Le alluvioni diventeranno più frequenti a seguito del cambiamento climatico, se l'umanità continuerà ad immettere in atmosfera le attuali concentrazioni di CO2.

Guardare al passato va bene, ma...

"Possiamo pensare che i trend che abbiamo osservato in passato rimarranno invariati in futuro, ma ci sono molti fattori legati al cambiamento climatico che stanno cambiando le cose", aggiunge Moftakhari. Bisogna quindi cambiare il nostro modo di guardare al futuro, perché le stime di probabilità che utilizziamo sono molto spesso basate unicamente su cosa è accaduto nel passato. Il futuro sarà però diverso a seguito del cambiamento climatico.

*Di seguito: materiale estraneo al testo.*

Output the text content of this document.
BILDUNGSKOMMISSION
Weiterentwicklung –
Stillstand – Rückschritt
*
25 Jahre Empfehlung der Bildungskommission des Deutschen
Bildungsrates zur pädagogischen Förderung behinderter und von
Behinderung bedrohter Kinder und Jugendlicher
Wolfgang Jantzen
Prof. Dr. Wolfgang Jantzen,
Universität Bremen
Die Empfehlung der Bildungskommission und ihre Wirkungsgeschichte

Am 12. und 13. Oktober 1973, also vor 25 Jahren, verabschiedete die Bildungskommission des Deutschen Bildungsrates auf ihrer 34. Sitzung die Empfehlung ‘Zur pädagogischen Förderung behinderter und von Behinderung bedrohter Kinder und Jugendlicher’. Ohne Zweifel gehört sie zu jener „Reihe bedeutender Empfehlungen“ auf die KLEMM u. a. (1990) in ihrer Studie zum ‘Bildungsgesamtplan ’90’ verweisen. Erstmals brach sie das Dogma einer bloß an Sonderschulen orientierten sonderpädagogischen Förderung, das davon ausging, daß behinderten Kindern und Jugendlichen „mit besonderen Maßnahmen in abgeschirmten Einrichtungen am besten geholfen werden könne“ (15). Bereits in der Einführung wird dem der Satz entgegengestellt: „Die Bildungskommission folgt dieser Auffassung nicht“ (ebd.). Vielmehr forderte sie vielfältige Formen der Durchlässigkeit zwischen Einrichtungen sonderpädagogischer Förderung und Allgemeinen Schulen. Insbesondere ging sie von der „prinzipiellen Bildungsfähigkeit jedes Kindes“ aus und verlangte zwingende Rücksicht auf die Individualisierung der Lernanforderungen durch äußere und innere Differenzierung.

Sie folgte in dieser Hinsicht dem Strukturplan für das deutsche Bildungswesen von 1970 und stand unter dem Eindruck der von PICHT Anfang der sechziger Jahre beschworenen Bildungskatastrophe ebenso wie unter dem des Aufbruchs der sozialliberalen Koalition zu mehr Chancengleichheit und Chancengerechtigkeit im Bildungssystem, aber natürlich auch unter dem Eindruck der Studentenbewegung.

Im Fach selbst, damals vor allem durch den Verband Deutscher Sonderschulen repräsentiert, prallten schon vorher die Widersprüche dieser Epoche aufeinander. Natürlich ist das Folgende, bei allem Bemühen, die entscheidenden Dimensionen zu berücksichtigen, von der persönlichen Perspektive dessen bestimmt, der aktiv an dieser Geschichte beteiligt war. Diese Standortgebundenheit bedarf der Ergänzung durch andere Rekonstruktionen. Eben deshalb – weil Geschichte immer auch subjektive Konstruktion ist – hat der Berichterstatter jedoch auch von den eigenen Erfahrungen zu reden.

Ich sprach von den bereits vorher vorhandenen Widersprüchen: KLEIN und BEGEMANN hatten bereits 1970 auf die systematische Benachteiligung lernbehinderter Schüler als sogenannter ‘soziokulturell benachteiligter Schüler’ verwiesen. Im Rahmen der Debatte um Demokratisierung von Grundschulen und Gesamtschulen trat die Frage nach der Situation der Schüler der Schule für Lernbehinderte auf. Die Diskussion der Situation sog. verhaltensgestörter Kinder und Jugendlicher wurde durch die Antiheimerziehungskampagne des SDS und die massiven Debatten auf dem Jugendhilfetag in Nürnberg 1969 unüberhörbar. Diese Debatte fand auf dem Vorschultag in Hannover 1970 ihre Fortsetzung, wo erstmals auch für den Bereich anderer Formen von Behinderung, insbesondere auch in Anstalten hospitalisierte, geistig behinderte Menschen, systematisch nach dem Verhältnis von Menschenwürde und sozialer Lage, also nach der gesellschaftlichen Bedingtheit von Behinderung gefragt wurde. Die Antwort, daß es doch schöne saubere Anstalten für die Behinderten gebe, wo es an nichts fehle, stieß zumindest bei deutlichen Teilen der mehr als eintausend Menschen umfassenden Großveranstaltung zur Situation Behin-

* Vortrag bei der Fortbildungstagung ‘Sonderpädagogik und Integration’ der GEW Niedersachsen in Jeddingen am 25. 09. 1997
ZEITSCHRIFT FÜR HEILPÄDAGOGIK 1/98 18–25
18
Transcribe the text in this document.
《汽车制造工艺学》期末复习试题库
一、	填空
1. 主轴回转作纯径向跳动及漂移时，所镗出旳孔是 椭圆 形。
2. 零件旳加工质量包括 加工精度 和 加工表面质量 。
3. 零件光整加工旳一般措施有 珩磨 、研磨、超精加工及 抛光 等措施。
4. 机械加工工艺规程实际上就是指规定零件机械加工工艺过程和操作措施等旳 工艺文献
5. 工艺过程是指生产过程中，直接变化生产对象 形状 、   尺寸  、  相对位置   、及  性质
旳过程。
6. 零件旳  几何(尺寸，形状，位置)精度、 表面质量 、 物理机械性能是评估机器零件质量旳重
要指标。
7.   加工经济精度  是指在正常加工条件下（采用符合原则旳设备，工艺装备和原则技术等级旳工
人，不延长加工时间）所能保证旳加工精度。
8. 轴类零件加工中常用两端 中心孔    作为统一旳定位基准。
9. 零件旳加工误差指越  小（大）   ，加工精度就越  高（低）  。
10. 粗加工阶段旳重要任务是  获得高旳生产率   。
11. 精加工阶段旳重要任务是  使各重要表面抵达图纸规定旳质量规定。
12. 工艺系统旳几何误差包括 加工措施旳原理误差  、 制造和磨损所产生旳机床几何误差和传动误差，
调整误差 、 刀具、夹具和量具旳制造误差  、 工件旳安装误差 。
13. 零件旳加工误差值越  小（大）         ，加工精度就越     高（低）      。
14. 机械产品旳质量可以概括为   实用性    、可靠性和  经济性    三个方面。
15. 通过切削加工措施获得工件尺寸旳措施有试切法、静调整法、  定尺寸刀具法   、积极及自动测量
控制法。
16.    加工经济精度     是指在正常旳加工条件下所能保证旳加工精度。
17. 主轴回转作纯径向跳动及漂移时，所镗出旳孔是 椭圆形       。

L’aumento delle temperature oceaniche e l’acqua di fusione dei ghiacciai stanno causando l’innalzamento del livello del mare, aumentando la frequenza e la gravità delle inondazioni costiere. Di conseguenza, bisogna aggiornare le nostre previsioni per permetterci di tenere il passo con il tasso di cambiamento.

Moftakhari ha affermato comunque di voler restare ottimista, perché "ci saranno progressi tecnologici che potrebbero migliorare la resilienza delle comunità”, e che le proiezioni fatte sul futuro non tengono conto di eventuali opere di mitigazione.